Come emerso in occasione del convegno “Cripto-asset. Le diverse forme di investimento, gli attori in gioco, la fiscalità e l’antiriciclaggio”, che si è tenuto a Milano il 28 ottobre scorso, in Italia il 12% delle persone detengono criptovalute e il mercato che le rappresenta ha ormai raggiunto nel 2022 un valore di oltre 22 miliardi di euro. Il tema della qualificazione giuridica delle valute virtuali è ancora oggi molto dibattuto e con esso anche le relative regole fiscali. Per questo gli esiti della prima voluntary disclosure di criptovalute assume un’importanza così significativa.
Fino ad oggi l’Agenzia delle entrate, per quanto riguarda le imposte sul reddito delle persone fisiche che possiedono bitcoin o altre valute virtuali al di fuori delle attività d’impresa, riteneva di applicare i principi generali che regolano le operazioni aventi ad oggetto valute tradizionali.
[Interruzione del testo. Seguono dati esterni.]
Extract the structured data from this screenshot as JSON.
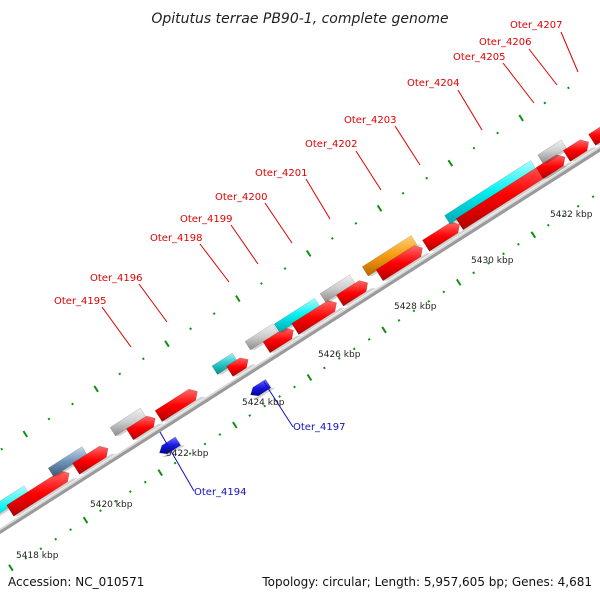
{
  "title": "Opitutus terrae PB90-1, complete genome",
  "footer": {
    "accession": "Accession: NC_010571",
    "summary": "Topology: circular; Length: 5,957,605 bp; Genes: 4,681"
  },
  "colors": {
    "forward_cds": "#ff0000",
    "reverse_cds": "#1818e0",
    "cyan_feature": "#00e8ec",
    "grey_feature": "#c8c8c8",
    "orange_feature": "#f29a10",
    "backbone": "#7a7a7a",
    "tick": "#109010",
    "label_red": "#e00000",
    "label_blue": "#1010c0"
  },
  "kbp_labels": [
    "5418 kbp",
    "5420 kbp",
    "5422 kbp",
    "5424 kbp",
    "5426 kbp",
    "5428 kbp",
    "5430 kbp",
    "5432 kbp"
  ],
  "gene_labels_top": [
    "Oter_4195",
    "Oter_4196",
    "Oter_4198",
    "Oter_4199",
    "Oter_4200",
    "Oter_4201",
    "Oter_4202",
    "Oter_4203",
    "Oter_4204",
    "Oter_4205",
    "Oter_4206",
    "Oter_4207"
  ],
  "gene_labels_bottom": [
    "Oter_4194",
    "Oter_4197"
  ]
}
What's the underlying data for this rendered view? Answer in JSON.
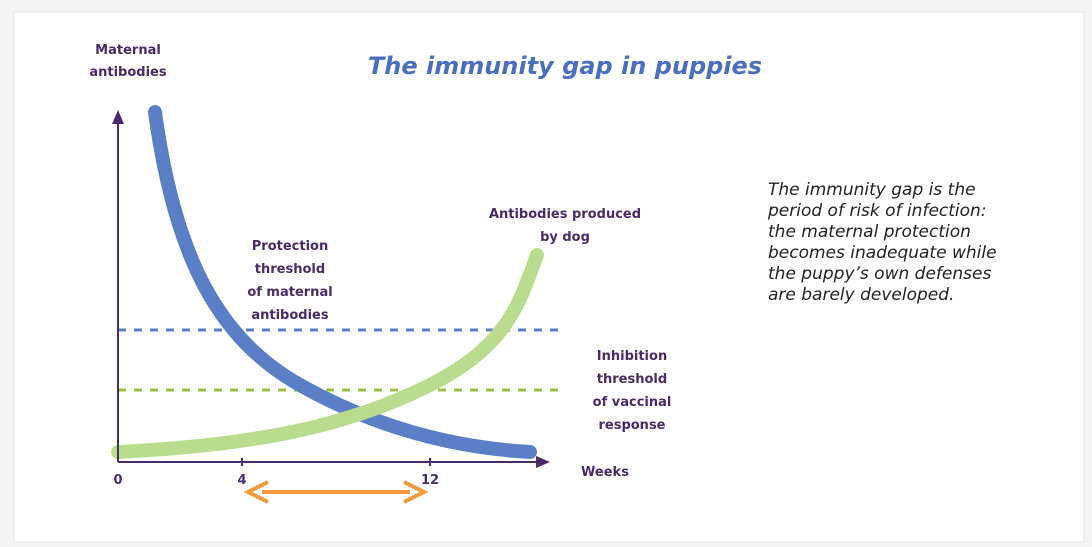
{
  "title": "The immunity gap in puppies",
  "y_axis_label": [
    "Maternal",
    "antibodies"
  ],
  "x_axis_label": "Weeks",
  "x_ticks": [
    "0",
    "4",
    "12"
  ],
  "labels": {
    "protection": [
      "Protection",
      "threshold",
      "of maternal",
      "antibodies"
    ],
    "produced": [
      "Antibodies produced",
      "by dog"
    ],
    "inhibition": [
      "Inhibition",
      "threshold",
      "of vaccinal",
      "response"
    ]
  },
  "note": [
    "The immunity gap is the",
    "period of risk of infection:",
    "the maternal protection",
    "becomes inadequate while",
    "the puppy’s own defenses",
    "are barely developed."
  ]
}
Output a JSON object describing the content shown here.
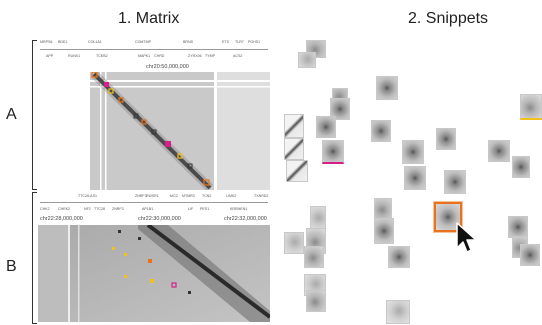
{
  "headings": {
    "matrix": "1. Matrix",
    "snippets": "2. Snippets"
  },
  "rows": {
    "a": "A",
    "b": "B"
  },
  "panel_a": {
    "genes_top": [
      "MRPS6",
      "BDE1",
      "COL1A1",
      "COMTMP",
      "BRND",
      "ETS",
      "TLR7",
      "PGHS1"
    ],
    "genes_bottom": [
      "APP",
      "RUNX1",
      "TCEB2",
      "MAPK1",
      "CHRD",
      "ZYRX06",
      "TYMP",
      "ACS2"
    ],
    "coordinate": "chr20:50,000,000",
    "accent": "#e8731c",
    "marker_pink": "#d61f8a",
    "marker_yellow": "#f2c21b"
  },
  "panel_b": {
    "genes_top": [
      "TTC28-AS1",
      "ZNRF3",
      "EWSR1",
      "MCC",
      "MTMR3",
      "TCN2",
      "LIMK2",
      "TXNRD2"
    ],
    "genes_bottom": [
      "CHK2",
      "CHEK2",
      "NF2",
      "TTC28",
      "ZNRF3",
      "AP1B1",
      "LIF",
      "PES1",
      "KREMEN1"
    ],
    "coord_left": "chr22:28,000,000",
    "coord_mid": "chr22:30,000,000",
    "coord_right": "chr22:32,000,000"
  },
  "cursor": {
    "icon": "arrow-cursor-icon"
  }
}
Nello specifico, l’Agenzia delle entrate, ha affermato che le valute virtuali detenute al di fuori del regime di impresa possono generare un reddito diverso, tassabile in base ai princìpi di cui all’articolo 67 del Testo unico delle imposte sui redditi. Ad avviso dell’amministrazione finanziaria, le imposte risultano dovute sulle eventuali plusvalenze maturate solo e soltanto se la giacenza media dei portafogli elettronici (wallet) detenuti dal medesimo contribuente, supera per almeno 7 giorni consecutivi la detenzione di controvalore pari ad euro 51.645,69. In questo caso la plusvalenza dovrà essere dichiarata nel quadro RT del modello Redditi PF, liquidando la relativa imposta sostitutiva del 26 per cento.
La stessa amministrazione ha avuto poi occasione di chiarire i termini di applicazione dell’obbligo di inserire nel quadro RW nella colonna 3 il codice 14 (“altre attività estere di natura finanziaria e valute virtuali”), riferibile al possesso di valute virtuali. In merito al controvalore in euro da indicare le istruzioni fanno riferimento al valore della valuta virtuale detenuta al 31 dicembre utilizzando come cambio quello indicato dal sito dove il contribuente ha effettuato gli investimenti di valuta virtuale. L’articolo 4, del decreto legge n. 167 del 1990, ha previsto l’applicazione di tale obbligo dichiarativo alle persone fisiche residenti nel territorio dello Stato e che detengono investimenti all’estero e attività estere di natura finanziaria suscettibili di produrre redditi imponibili in Italia, tra le quali le valute estere.